Promoter use switches from the maternal to paternal isoform of Grb10 during motor neuron differentiation in vitro. (A) Schematic of motor neuron differentiation. Mouse ESCs that express eGFP under the control of the promoter of an early motor neuron marker, Hb9 (d0), are used to form embryoid bodies (EBs). To induce neuralization, EBs are treated with retinoic acid (RA) on day 3 of differentiation. To induce ventralization of neural tissue and motor neurons, Smoothened agonist (SAG) is added to the EB culture on differentiation day 4. Glial cell-derived neurotrophic factor (GDNF) is added to EB culture post day 5 to promote neuronal survival.

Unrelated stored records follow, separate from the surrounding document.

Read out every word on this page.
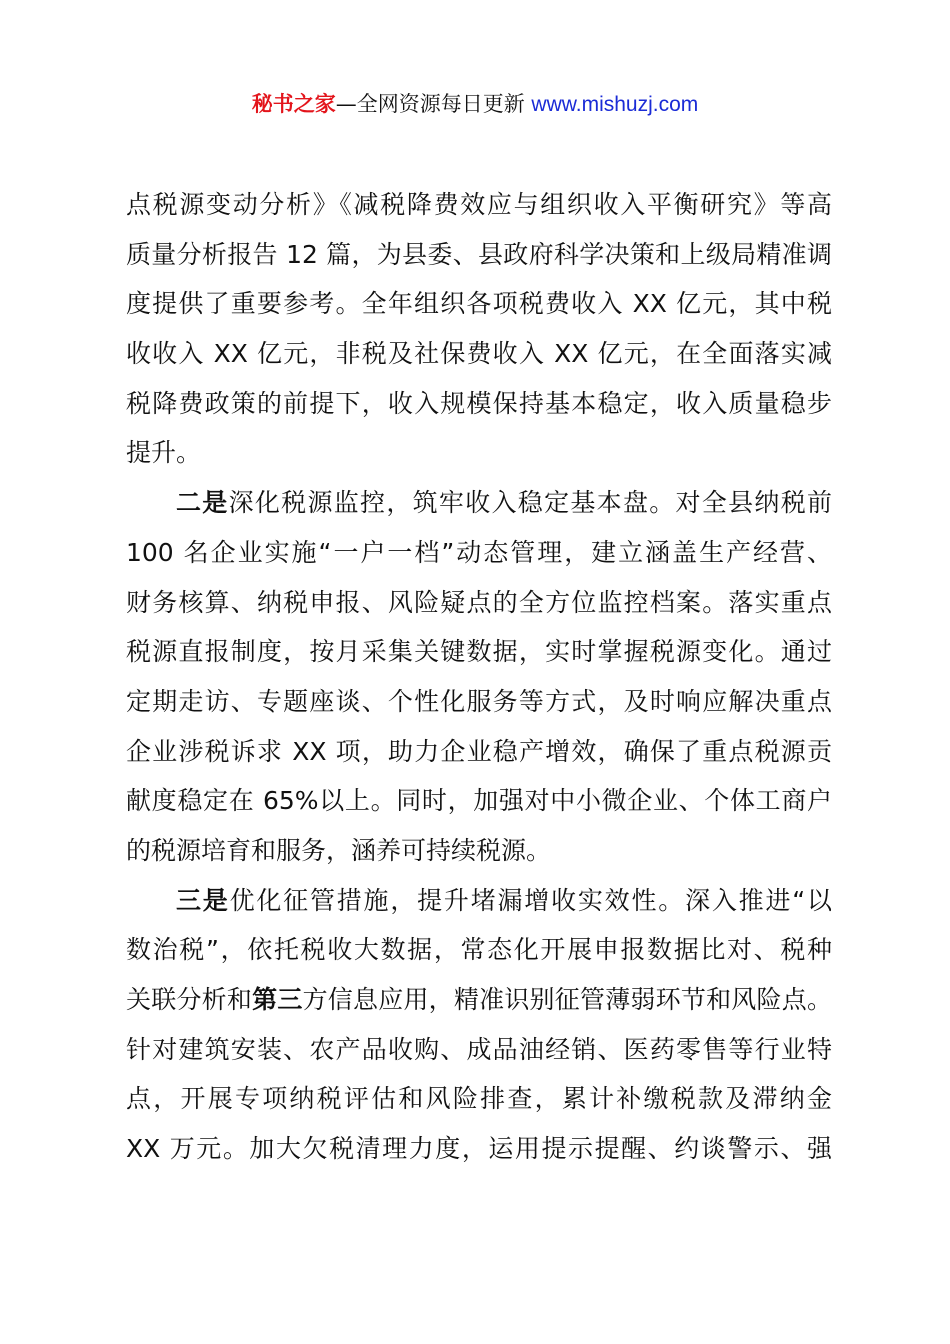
秘书之家—全网资源每日更新 www.mishuzj.com
点税源变动分析》《减税降费效应与组织收入平衡研究》等高
质量分析报告 12 篇，为县委、县政府科学决策和上级局精准调
度提供了重要参考。全年组织各项税费收入 XX 亿元，其中税
收收入 XX 亿元，非税及社保费收入 XX 亿元，在全面落实减
税降费政策的前提下，收入规模保持基本稳定，收入质量稳步
提升。
二是深化税源监控，筑牢收入稳定基本盘。对全县纳税前
100 名企业实施“一户一档”动态管理，建立涵盖生产经营、
财务核算、纳税申报、风险疑点的全方位监控档案。落实重点
税源直报制度，按月采集关键数据，实时掌握税源变化。通过
定期走访、专题座谈、个性化服务等方式，及时响应解决重点
企业涉税诉求 XX 项，助力企业稳产增效，确保了重点税源贡
献度稳定在 65%以上。同时，加强对中小微企业、个体工商户
的税源培育和服务，涵养可持续税源。
三是优化征管措施，提升堵漏增收实效性。深入推进“以
数治税”，依托税收大数据，常态化开展申报数据比对、税种
关联分析和第三方信息应用，精准识别征管薄弱环节和风险点。
针对建筑安装、农产品收购、成品油经销、医药零售等行业特
点，开展专项纳税评估和风险排查，累计补缴税款及滞纳金
XX 万元。加大欠税清理力度，运用提示提醒、约谈警示、强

On day 7 of differentiation, EBs are dissociated and FACs-sorted based on eGFP expression, with an approximate 20% yield of motor neurons. (B–D) The maternally expressed major (1A) isoform of Grb10 is repressed during the differentiation process whereas the paternally expressed neuronal-specific (1B) isoform is up-regulated. These changes in expression correlate with the maturation of motor neurons as quantified by Hb9 expression, a marker for motor-neuron fate. For comparison, levels of expression of each of these genes in the adult spinal cord are shown.